With U.S. online ad growth coming mostly from new devices, "this implies growing complexity for ad agencies, brands and publishers," per the report. "More complexity drives demand for new measurement products. Digital ad buys are typically targeted, so adding products that track gross impressions across all screens and then de-duplicating the audience represents measurement revenue upside."
Martin also points to several key trends across the industry, such as how mobile continues to save U.S. Internet advertising from slumping into the red. She explains that U.S. Internet ad revenue growth fell 140 basis points to 15.6% in 2014, down from 17.0% growth in 2013. Last year, non-mobile Internet advertising growth slowed to 4% in the U.S. to $37 billion including search, down from 8% growth in 2013, and down from 10% growth in 2012.
The numbers suggest it's safe to assume most Internet ad growth in the U.S. comes from mobile devices.
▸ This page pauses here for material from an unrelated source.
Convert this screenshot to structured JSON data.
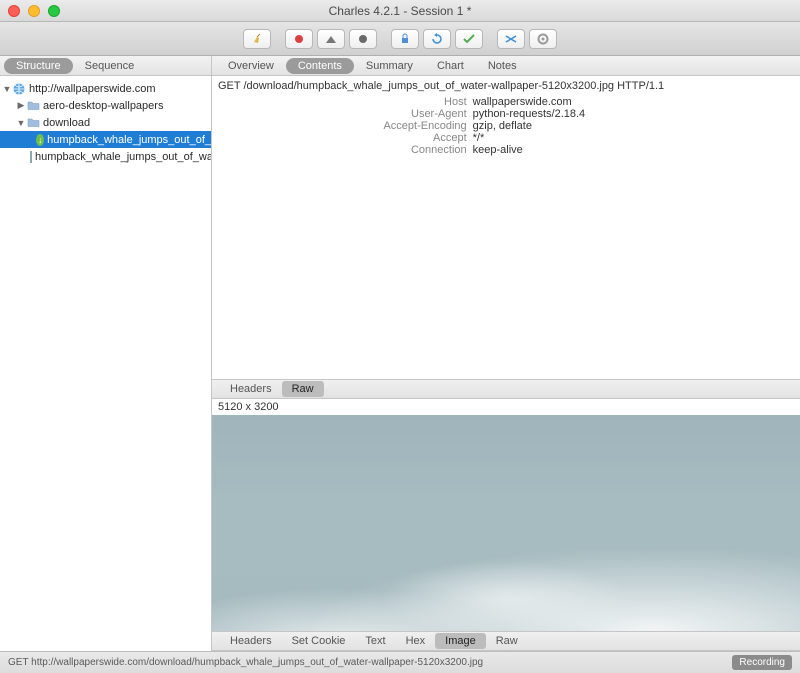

Purchases made on mobile devices continue to grow. The report notes that of total e-commerce of $72 billion in 1Q 2015, 15% took place on mobile devices. Mobile commerce grew 52% from $7.3 billion in 1Q 2014 to $11.1 billion in 1Q 2015.
While online advertising is a global business, the U.S. leads the rest of the world. Focusing on shifts in the U.S. often provides insights about future global trends, according to the report.
Some U.S. Internet advertising key channels are growing, while others are stagnant. Search grew by 7% in 2014, representing the majority of online advertising revenue in the U.S., about $19.6 billion or 40% of the total. Display revenue was nearly flat at $12.1 billion, or 24% of total. Online video revenue grew 18% in 2014, which is relatively weak considering the market share at $3.3 billion.